Message par GillesH38 » 22 mai 2010, 00:56

parisse a écrit : Je suis d'accord avec AJH sur le fait qu'on en viendra forcément à dévaluer les monnaies des pays de l'OCDE pour diminuer le poids de la dette, ce qui du reste diminuera les inégalités dans ces pays, mais ça n'a finalement rien de si catastrophique!
je ne comprends pas très bien pourquoi une politique monétaire réglerait un problème de ressource. Une politique monétaire peut faciliter les échanges qui conduisent à une gestion optimale des ressources, mais elle ne peut pas régler un problème de dépletion mondiale. Le plafond va s'abaisser, on va faire des contorsions pour être le moins mal possible dessous, mais il s'abaissera quoiqu'on fasse.
Et je pense aussi que les effets d'un RC qui s'avérerait important à la fin du 21ème siècle pourraient être plus graves que celui du PO: pour moi, le PO = baisse du niveau de vie (principalement sur l'hypermobilité) mais pas mise en danger des besoins fondementaux,
quel besoin fondamental est plus menacé par le RC que par le PO ?
pas d'évacuations forcées,
euh dans quelle circonstance imagines-tu qu'on fasse une évacuation forcée d'un pays ? d'où pour aller où et pourquoi ?
tu n'es pas d'accord avec moi sur les mesures à prendre pour y arriver, par exemple sur des mesures d'anticipation (style taxe carbone)
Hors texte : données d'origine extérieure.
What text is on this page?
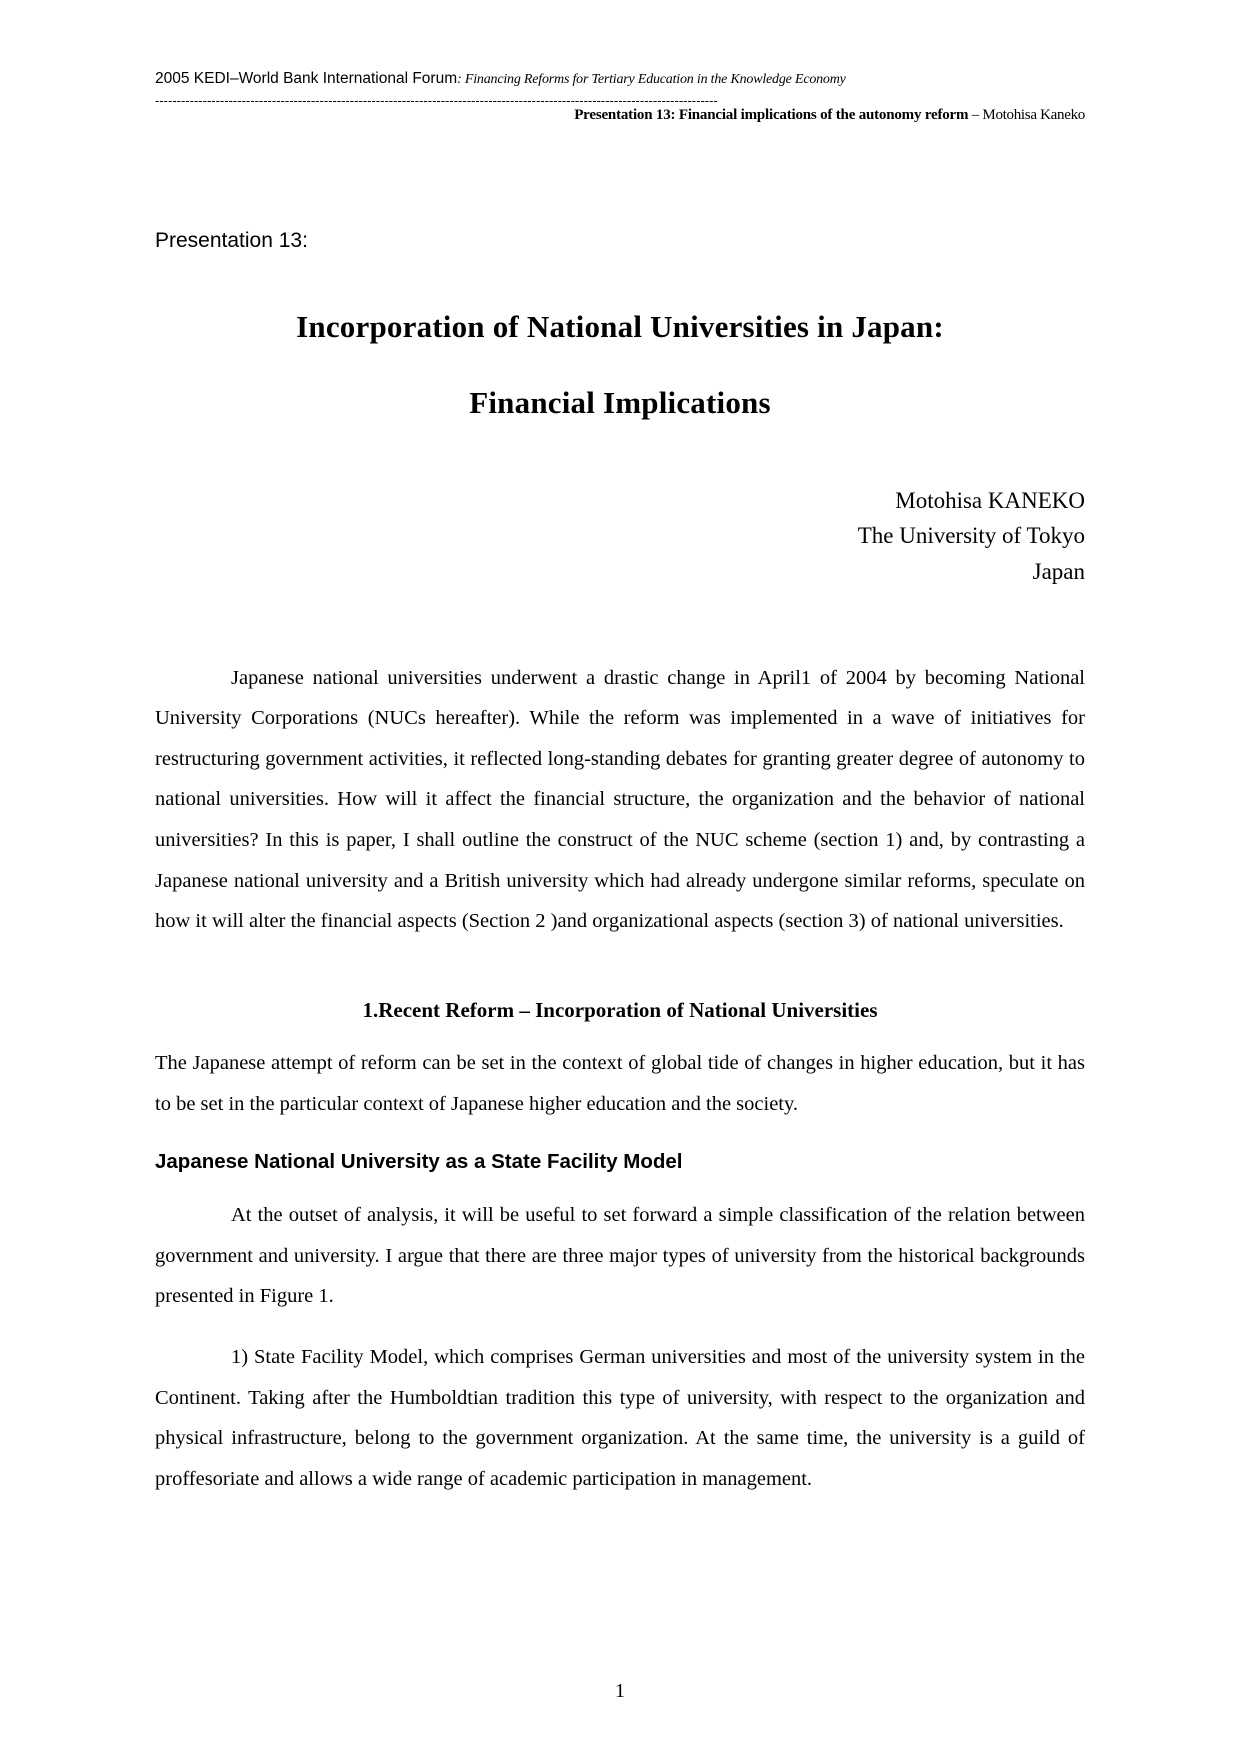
2005 KEDI–World Bank International Forum: Financing Reforms for Tertiary Education in the Knowledge Economy
----------------------------------------------------------------------------------------------------------------------------------
Presentation 13: Financial implications of the autonomy reform – Motohisa Kaneko
Presentation 13:
Incorporation of National Universities in Japan:
Financial Implications
Motohisa KANEKO
The University of Tokyo
Japan

Japanese national universities underwent a drastic change in April1 of 2004 by becoming National University Corporations (NUCs hereafter). While the reform was implemented in a wave of initiatives for restructuring government activities, it reflected long-standing debates for granting greater degree of autonomy to national universities. How will it affect the financial structure, the organization and the behavior of national universities? In this is paper, I shall outline the construct of the NUC scheme (section 1) and, by contrasting a Japanese national university and a British university which had already undergone similar reforms, speculate on how it will alter the financial aspects (Section 2 )and organizational aspects (section 3) of national universities.

1.Recent Reform – Incorporation of National Universities

The Japanese attempt of reform can be set in the context of global tide of changes in higher education, but it has to be set in the particular context of Japanese higher education and the society.

Japanese National University as a State Facility Model

At the outset of analysis, it will be useful to set forward a simple classification of the relation between government and university. I argue that there are three major types of university from the historical backgrounds presented in Figure 1.

1) State Facility Model, which comprises German universities and most of the university system in the Continent. Taking after the Humboldtian tradition this type of university, with respect to the organization and physical infrastructure, belong to the government organization. At the same time, the university is a guild of proffesoriate and allows a wide range of academic participation in management.

1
c'est pas que je ne suis pas d'accord sur le fait de prendre des mesures d'anticipation, c'est que je ne vois pas à quoi ça sert de mettre une taxe là où de toutes façons la dépletion aura (et a déjà en réalité) un impact bien supérieur sur les prix. Le baril a déja triplé en même pas 10 ans, aucune taxe n'aurait pu etre instaurée à ce niveau !
ou sur l'idée qu'il faut préparer les gens au fait qu'un AR par an en avion aux Antilles n'est pas moralement défendable.
euh ... tu ferais peut etre bien d'aller le dire à Dominique Voynet, Cecile Duflot, Yann Arthus Bertrand, Nicolas Hulot, Al Gore, Pachauri alors .... personnellement je ne vois pas trop qui a le droit de décider de ce qui est moral ou pas, et je ne vois pas très bien ni à quoi ça sert, ni comment l'appliquer.